The Maldivian government yesterday held an underwater Cabinet meeting in a bid to focus global attention on rising sea levels that threaten to submerge the island nation.
Maldivian President Mohamed Nasheed plunged first into the Indian Ocean followed by his ministers, all clad in scuba gear, for the nationally televised meeting in this archipelago known as an idyllic holiday getaway for the rich.
Nasheed and his deputy, Mohamed Waheed, and a dozen ministers sat behind tables arranged in a horseshoe at a depth of 6m and approved a resolution calling for global action to cut carbon emissions.
PHOTO: AFP
After surfacing, Nasheed called for the UN’s climate summit in Copenhagen in December to forge a deal to reduce carbon emissions blamed for rising sea levels that experts say could swamp the Maldives by the century’s end.
“We should come out of Copenhagen with a deal that will ensure that everyone will survive,” said the 42-year-old president as he bobbed in the shimmering turquoise waters.
He said there was “less talk” during the half-hour underwater meeting, but he had managed to get more work done.

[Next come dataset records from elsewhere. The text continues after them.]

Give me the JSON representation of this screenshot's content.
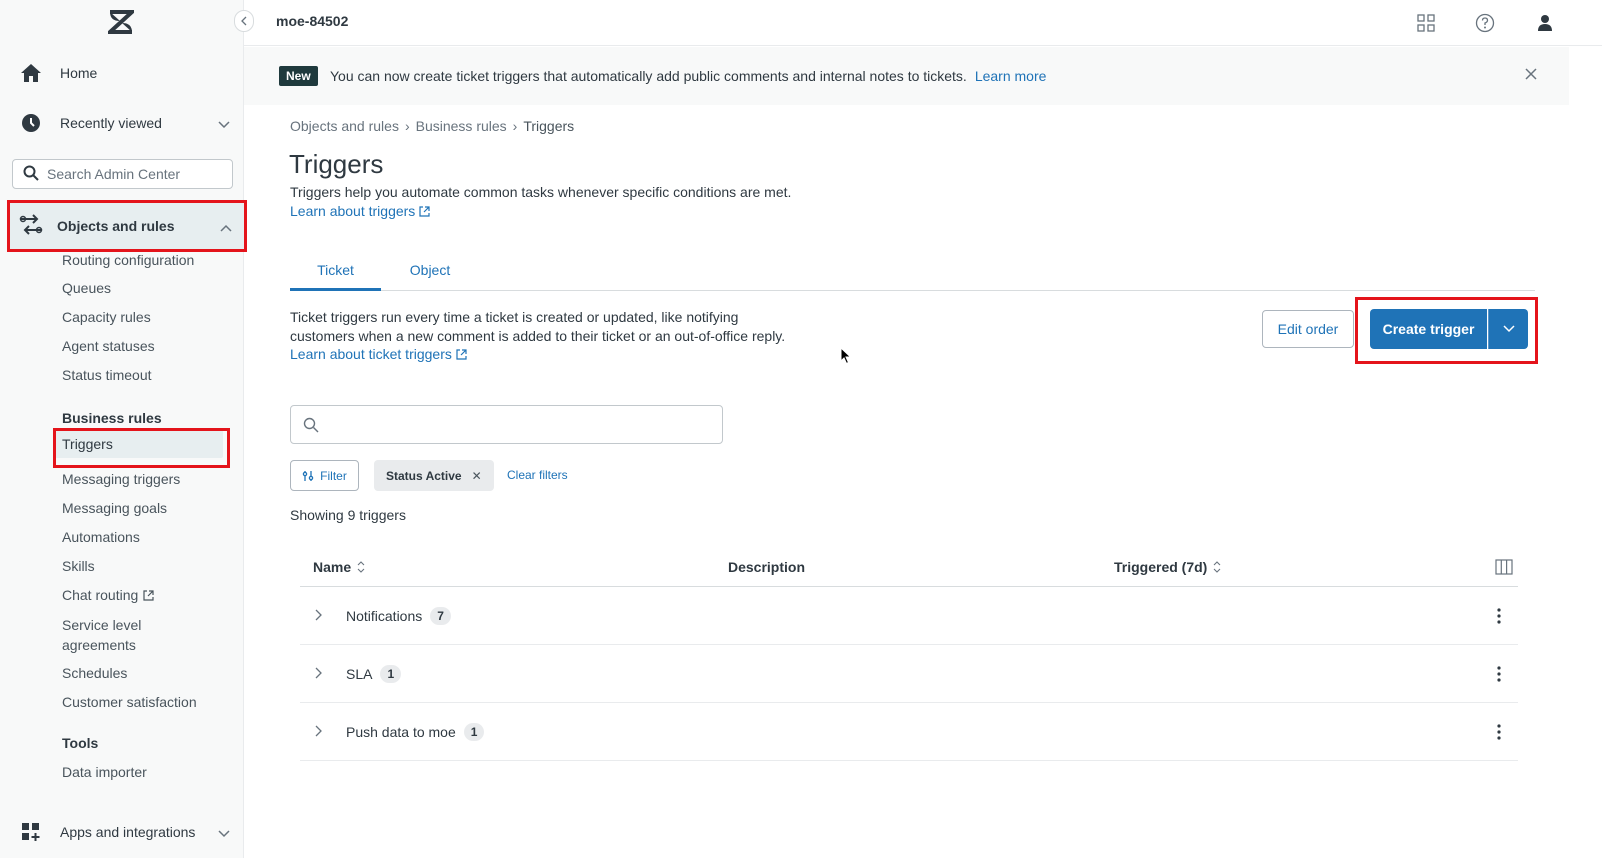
{
  "header": {
    "account_name": "moe-84502"
  },
  "sidebar": {
    "home": "Home",
    "recently_viewed": "Recently viewed",
    "search_placeholder": "Search Admin Center",
    "objects_and_rules": "Objects and rules",
    "sub_items": [
      "Routing configuration",
      "Queues",
      "Capacity rules",
      "Agent statuses",
      "Status timeout"
    ],
    "business_rules_heading": "Business rules",
    "business_rules_items": [
      "Triggers",
      "Messaging triggers",
      "Messaging goals",
      "Automations",
      "Skills",
      "Chat routing",
      "Service level",
      "agreements",
      "Schedules",
      "Customer satisfaction"
    ],
    "tools_heading": "Tools",
    "tools_items": [
      "Data importer"
    ],
    "apps_and_integrations": "Apps and integrations"
  },
  "banner": {
    "badge": "New",
    "text": "You can now create ticket triggers that automatically add public comments and internal notes to tickets.",
    "link": "Learn more"
  },
  "breadcrumb": [
    "Objects and rules",
    "Business rules",
    "Triggers"
  ],
  "page": {
    "title": "Triggers",
    "description": "Triggers help you automate common tasks whenever specific conditions are met.",
    "learn_link": "Learn about triggers"
  },
  "tabs": [
    "Ticket",
    "Object"
  ],
  "ticket_section": {
    "description_line1": "Ticket triggers run every time a ticket is created or updated, like notifying",
    "description_line2": "customers when a new comment is added to their ticket or an out-of-office reply.",
    "learn_link": "Learn about ticket triggers",
    "edit_order": "Edit order",
    "create_trigger": "Create trigger"
  },
  "filters": {
    "filter_label": "Filter",
    "status_tag": "Status Active",
    "clear": "Clear filters",
    "showing": "Showing 9 triggers"
  },
  "table": {
    "columns": [
      "Name",
      "Description",
      "Triggered (7d)"
    ],
    "rows": [
      {
        "name": "Notifications",
        "count": "7"
      },
      {
        "name": "SLA",
        "count": "1"
      },
      {
        "name": "Push data to moe",
        "count": "1"
      }
    ]
  }
}
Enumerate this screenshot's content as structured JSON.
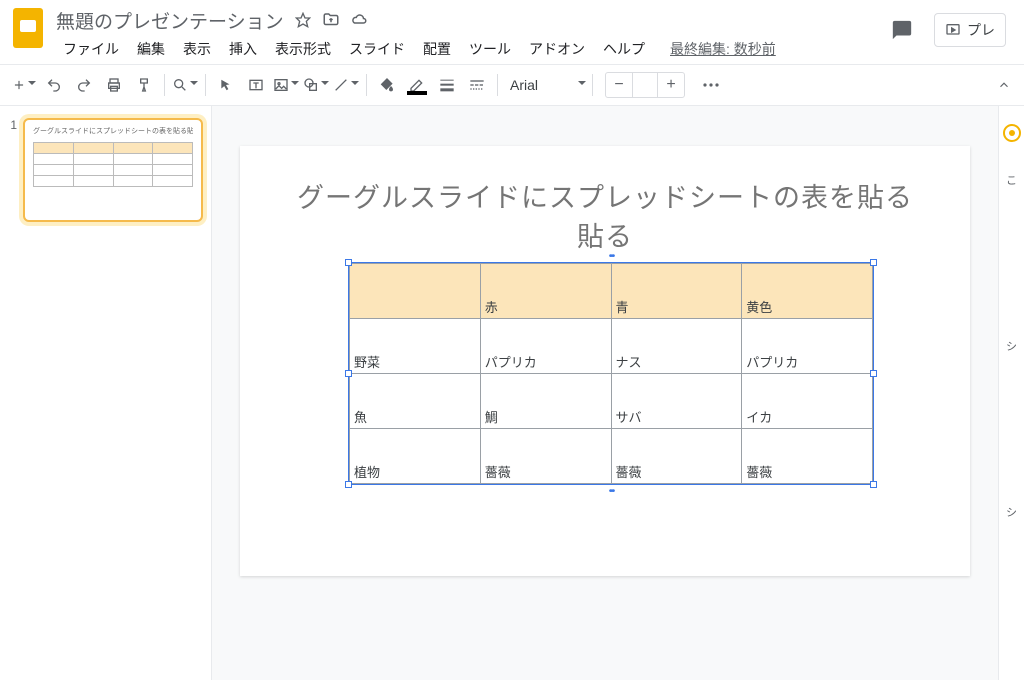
{
  "header": {
    "title": "無題のプレゼンテーション",
    "last_edit": "最終編集: 数秒前",
    "present_label": "プレ"
  },
  "menus": [
    "ファイル",
    "編集",
    "表示",
    "挿入",
    "表示形式",
    "スライド",
    "配置",
    "ツール",
    "アドオン",
    "ヘルプ"
  ],
  "toolbar": {
    "font": "Arial"
  },
  "filmstrip": {
    "slide_number": "1",
    "thumb_title": "グーグルスライドにスプレッドシートの表を貼る貼る"
  },
  "slide": {
    "title": "グーグルスライドにスプレッドシートの表を貼る貼る",
    "table": [
      [
        "",
        "赤",
        "青",
        "黄色"
      ],
      [
        "野菜",
        "パプリカ",
        "ナス",
        "パプリカ"
      ],
      [
        "魚",
        "鯛",
        "サバ",
        "イカ"
      ],
      [
        "植物",
        "薔薇",
        "薔薇",
        "薔薇"
      ]
    ]
  },
  "sidepanel": {
    "ch": "こ",
    "s1": "シ",
    "s2": "シ"
  }
}
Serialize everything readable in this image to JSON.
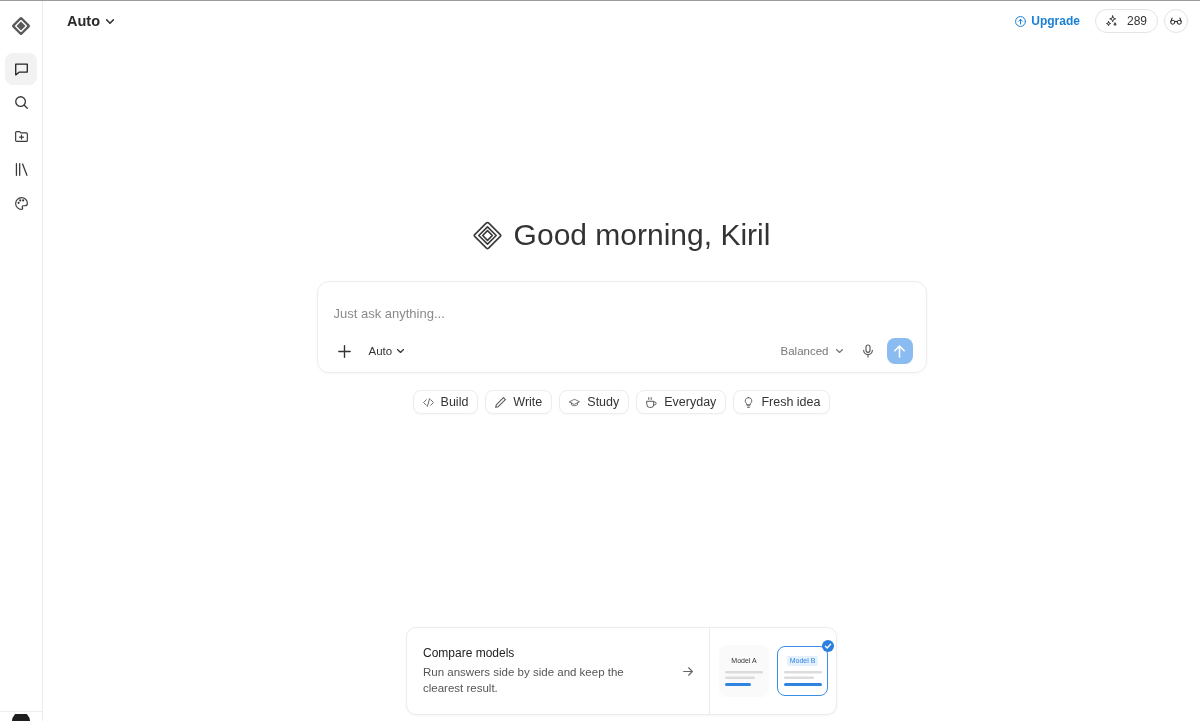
{
  "sidebar": {
    "items": [
      {
        "selected": true
      },
      {
        "selected": false
      },
      {
        "selected": false
      },
      {
        "selected": false
      },
      {
        "selected": false
      }
    ]
  },
  "top_bar": {
    "model_menu": "Auto",
    "upgrade": "Upgrade",
    "credits": "289"
  },
  "greeting": "Good morning, Kiril",
  "composer": {
    "placeholder": "Just ask anything...",
    "model": "Auto",
    "mode": "Balanced",
    "send": {
      "disabled": true
    }
  },
  "suggestions": [
    "Build",
    "Write",
    "Study",
    "Everyday",
    "Fresh idea"
  ],
  "promo": {
    "title": "Compare models",
    "description": "Run answers side by side and keep the clearest result.",
    "options": [
      {
        "label": "Model A",
        "selected": false
      },
      {
        "label": "Model B",
        "selected": true
      }
    ]
  }
}
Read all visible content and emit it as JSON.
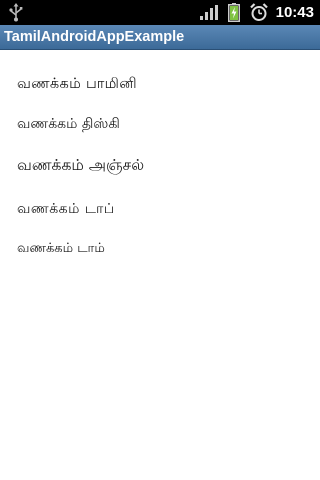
{
  "status_bar": {
    "time": "10:43",
    "icons": [
      "usb-icon",
      "signal-icon",
      "battery-charging-icon",
      "alarm-clock-icon"
    ]
  },
  "app": {
    "title": "TamilAndroidAppExample",
    "title_bar_color": "#4a79a8"
  },
  "greetings": [
    "வணக்கம் பாமினி",
    "வணக்கம் திஸ்கி",
    "வணக்கம் அஞ்சல்",
    "வணக்கம் டாப்",
    "வணக்கம் டாம்"
  ]
}
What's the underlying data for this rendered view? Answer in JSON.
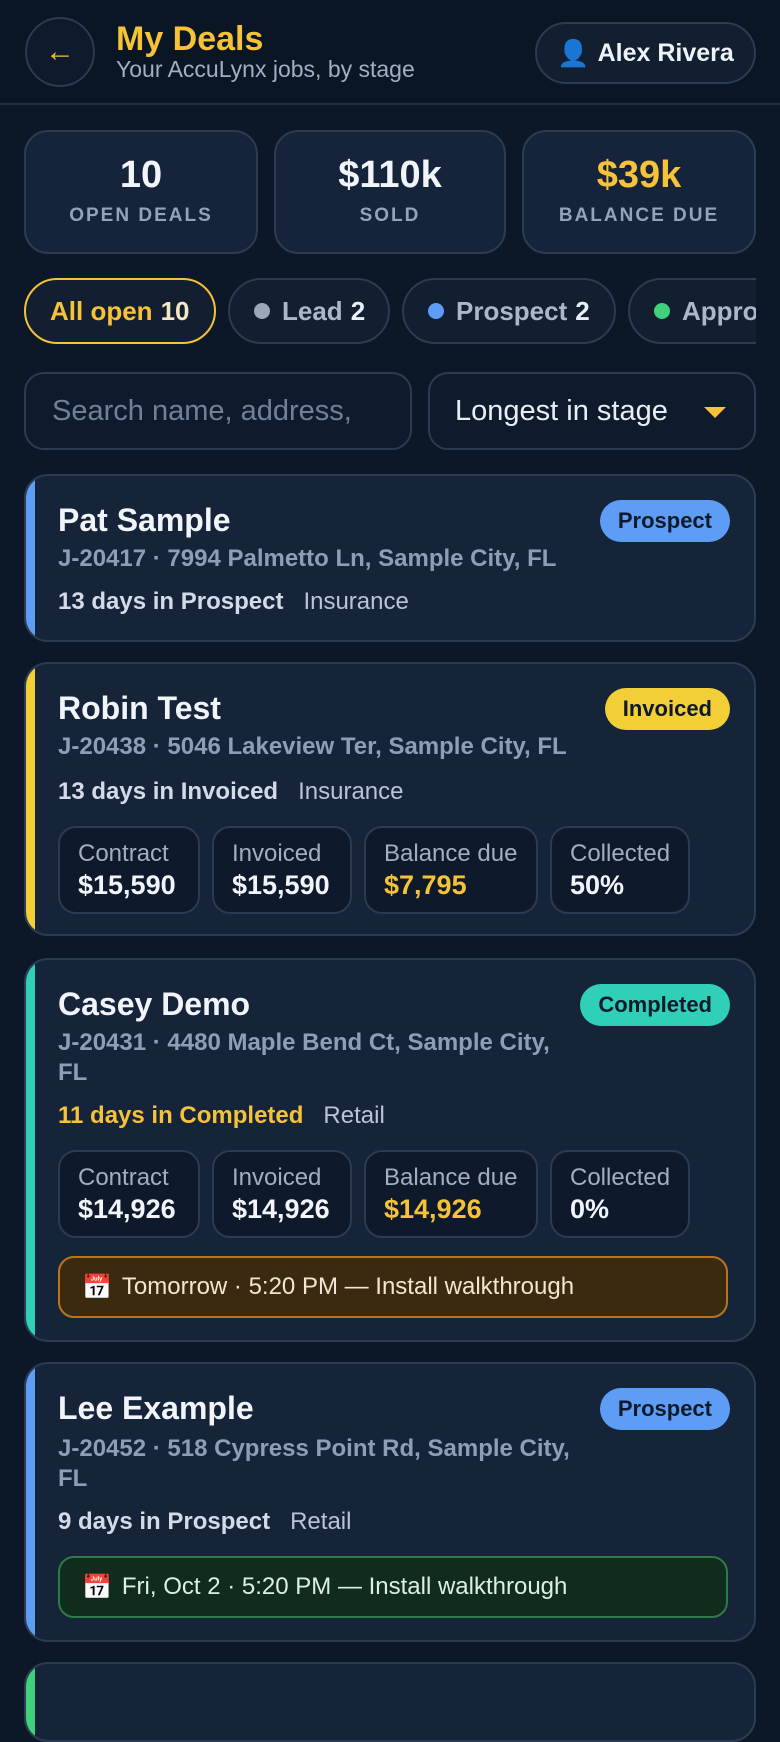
{
  "header": {
    "back_glyph": "←",
    "title": "My Deals",
    "subtitle": "Your AccuLynx jobs, by stage",
    "user_icon": "person-icon",
    "user_glyph": "👤",
    "user_name": "Alex Rivera"
  },
  "stats": [
    {
      "value": "10",
      "label": "OPEN DEALS"
    },
    {
      "value": "$110k",
      "label": "SOLD"
    },
    {
      "value": "$39k",
      "label": "BALANCE DUE"
    }
  ],
  "filters": [
    {
      "label": "All open",
      "count": "10",
      "active": true
    },
    {
      "label": "Lead",
      "count": "2",
      "dot_color": "#9aa8bb"
    },
    {
      "label": "Prospect",
      "count": "2",
      "dot_color": "#5e9df5"
    },
    {
      "label": "Appro",
      "count": "",
      "dot_color": "#3fd27a"
    }
  ],
  "search": {
    "placeholder": "Search name, address,"
  },
  "sort": {
    "value": "Longest in stage"
  },
  "colors": {
    "accent": "#f5c238",
    "prospect": "#5e9df5",
    "invoiced": "#f2cf36",
    "completed": "#2fcfb8",
    "approved": "#3fd27a"
  },
  "deals": [
    {
      "name": "Pat Sample",
      "badge": "Prospect",
      "address": "J-20417 · 7994 Palmetto Ln, Sample City, FL",
      "days": "13 days in Prospect",
      "type": "Insurance"
    },
    {
      "name": "Robin Test",
      "badge": "Invoiced",
      "address": "J-20438 · 5046 Lakeview Ter, Sample City, FL",
      "days": "13 days in Invoiced",
      "type": "Insurance",
      "metrics": [
        {
          "label": "Contract",
          "value": "$15,590"
        },
        {
          "label": "Invoiced",
          "value": "$15,590"
        },
        {
          "label": "Balance due",
          "value": "$7,795"
        },
        {
          "label": "Collected",
          "value": "50%"
        }
      ]
    },
    {
      "name": "Casey Demo",
      "badge": "Completed",
      "address": "J-20431 · 4480 Maple Bend Ct, Sample City, FL",
      "days": "11 days in Completed",
      "type": "Retail",
      "metrics": [
        {
          "label": "Contract",
          "value": "$14,926"
        },
        {
          "label": "Invoiced",
          "value": "$14,926"
        },
        {
          "label": "Balance due",
          "value": "$14,926"
        },
        {
          "label": "Collected",
          "value": "0%"
        }
      ],
      "appointment": "Tomorrow · 5:20 PM — Install walkthrough"
    },
    {
      "name": "Lee Example",
      "badge": "Prospect",
      "address": "J-20452 · 518 Cypress Point Rd, Sample City, FL",
      "days": "9 days in Prospect",
      "type": "Retail",
      "appointment": "Fri, Oct 2 · 5:20 PM — Install walkthrough"
    }
  ],
  "calendar_icon": "calendar-icon",
  "calendar_glyph": "📅"
}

“The president, vice president and the Cabinet signed a declaration calling for concerted global action on climate change, ahead of the UN climate conference,” the president’s office said in a statement.
The ministers signed the resolution, printed on a white board, using water-proof markers.
The ministers had taken diving lessons for the last two months and were accompanied by their trainers as they staged the unprecedented underwater meeting off the islet of Girifushi. The dive was the latest publicity stunt by the media-savvy Nasheed to focus world attention on climate change and its effects on the low-lying Maldives ahead of the Copenhagen meeting.
In 2007, the UN’s Intergovernmental Panel on Climate Change warned that an increase in sea levels of 18cm to 59cm would make the country uninhabitable by 2100.
Nasheed, the archipelago’s first democratically elected president, stunned the world last year when he announced he wanted to buy a homeland to relocate the threatened Maldives.
More than 80 percent of the tiny atoll nation, famed as a tourist paradise due to its coral reefs and white-sand beaches, is less than 1m above sea level.
Only Nasheed and his defense minister Ameen Faisel had any diving experience before the president came up with the plan for the underwater meeting, officials said.
The government’s spokeswoman Aminath Shauna said the ministers had signed their wetsuits and these would be auctioned on a protectmaldives.com Web site to be launched at the weekend to raise money for coral reef protection.